Bethany Johnson has a knack for pasty, vanilla nothingness of non-color. So apt, that the Cannatown Museum of Very High Art will feature a collection of her work beginning next Friday.
“This off-white just…strikes you,” said Willy Filkerson, avid collector and editor of Uninteresting Art Magazine. “It’s startling, it’s emotional, it’s passionless, it’s hateful, it’s cathartic.”
The work, mostly photos of walls, sheets, and paper, explore the very essence of what it means to be a human. Her portraits have been featured everywhere from Tunisia to Berlin, gathering international acclaim along the way. Critics have hailed it as everything from disturbing and delirious, to downright devious and psychologically-manipulative. Yet, the artist seems to take everything in stride.
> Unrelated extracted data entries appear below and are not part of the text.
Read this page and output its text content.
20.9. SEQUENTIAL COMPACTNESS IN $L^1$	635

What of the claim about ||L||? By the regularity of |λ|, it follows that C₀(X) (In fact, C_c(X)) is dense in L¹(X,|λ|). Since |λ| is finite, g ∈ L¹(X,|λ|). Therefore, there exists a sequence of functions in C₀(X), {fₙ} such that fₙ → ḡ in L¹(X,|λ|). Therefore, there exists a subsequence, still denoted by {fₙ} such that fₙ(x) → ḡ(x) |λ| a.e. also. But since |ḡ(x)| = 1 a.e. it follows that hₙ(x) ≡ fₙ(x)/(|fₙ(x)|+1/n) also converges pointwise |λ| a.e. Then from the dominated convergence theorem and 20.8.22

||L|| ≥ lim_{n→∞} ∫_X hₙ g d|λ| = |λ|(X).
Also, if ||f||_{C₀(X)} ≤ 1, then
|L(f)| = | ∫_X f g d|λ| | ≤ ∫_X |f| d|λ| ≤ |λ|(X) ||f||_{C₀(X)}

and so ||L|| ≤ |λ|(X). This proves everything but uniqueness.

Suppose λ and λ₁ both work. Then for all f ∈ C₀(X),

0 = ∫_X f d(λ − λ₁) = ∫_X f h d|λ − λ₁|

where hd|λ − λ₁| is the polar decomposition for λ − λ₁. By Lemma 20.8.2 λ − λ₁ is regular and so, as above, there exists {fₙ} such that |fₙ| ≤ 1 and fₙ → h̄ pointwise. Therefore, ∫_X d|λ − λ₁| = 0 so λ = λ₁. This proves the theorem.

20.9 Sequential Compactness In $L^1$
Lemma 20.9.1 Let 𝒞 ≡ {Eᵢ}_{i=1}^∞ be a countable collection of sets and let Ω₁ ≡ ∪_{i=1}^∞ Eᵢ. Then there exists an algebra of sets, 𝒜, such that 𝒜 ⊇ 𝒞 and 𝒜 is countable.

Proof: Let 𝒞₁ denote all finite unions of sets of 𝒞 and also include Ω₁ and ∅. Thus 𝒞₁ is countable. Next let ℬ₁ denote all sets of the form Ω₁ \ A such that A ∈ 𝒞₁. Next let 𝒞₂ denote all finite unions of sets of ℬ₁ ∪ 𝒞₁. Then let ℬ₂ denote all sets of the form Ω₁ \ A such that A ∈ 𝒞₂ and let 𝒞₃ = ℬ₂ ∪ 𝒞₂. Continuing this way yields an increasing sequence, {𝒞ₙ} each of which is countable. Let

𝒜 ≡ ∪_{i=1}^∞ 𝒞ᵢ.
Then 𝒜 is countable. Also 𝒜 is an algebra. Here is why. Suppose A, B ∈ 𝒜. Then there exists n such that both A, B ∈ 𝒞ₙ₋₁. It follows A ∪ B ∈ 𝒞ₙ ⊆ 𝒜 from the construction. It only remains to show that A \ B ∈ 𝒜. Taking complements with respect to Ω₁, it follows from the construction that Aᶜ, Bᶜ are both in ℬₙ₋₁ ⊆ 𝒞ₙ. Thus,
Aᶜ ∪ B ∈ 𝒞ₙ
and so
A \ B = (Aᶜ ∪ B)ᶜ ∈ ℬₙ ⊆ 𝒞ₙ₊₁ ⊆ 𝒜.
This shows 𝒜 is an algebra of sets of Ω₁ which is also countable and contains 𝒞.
“I try to pinpoint the moment on camera, when rainbow, and off-white intersect, but just slightly on the off-white side,” Johnson wrote in her latest published work, A New Level of Dull.
A growing following of enthusiasts have adopted the movement, and crowds to her shows are notably swelling in number. “There’s just something about the colors she captures,” says CMVHA director Carmen Simon, “It’s just so devoid of life, that it has absolute purpose, like dark matter. Or NPR.”
Johnson first started in the art world as a purveyor of beige, putting together nearly two full photo collections of primed drywall and men’s khaki pants. But a series of traumatic events forced her to take residence in an upstate apartment where she fell in love, then betrayed, by the color of her newly painted ceiling. “I sought to expose the very hues of drudgery surrounding us all,” she later explained.
No matter the emotional angle, collectors are hooked on her art. “It just goes so well with my furniture,” remarked Filkerson.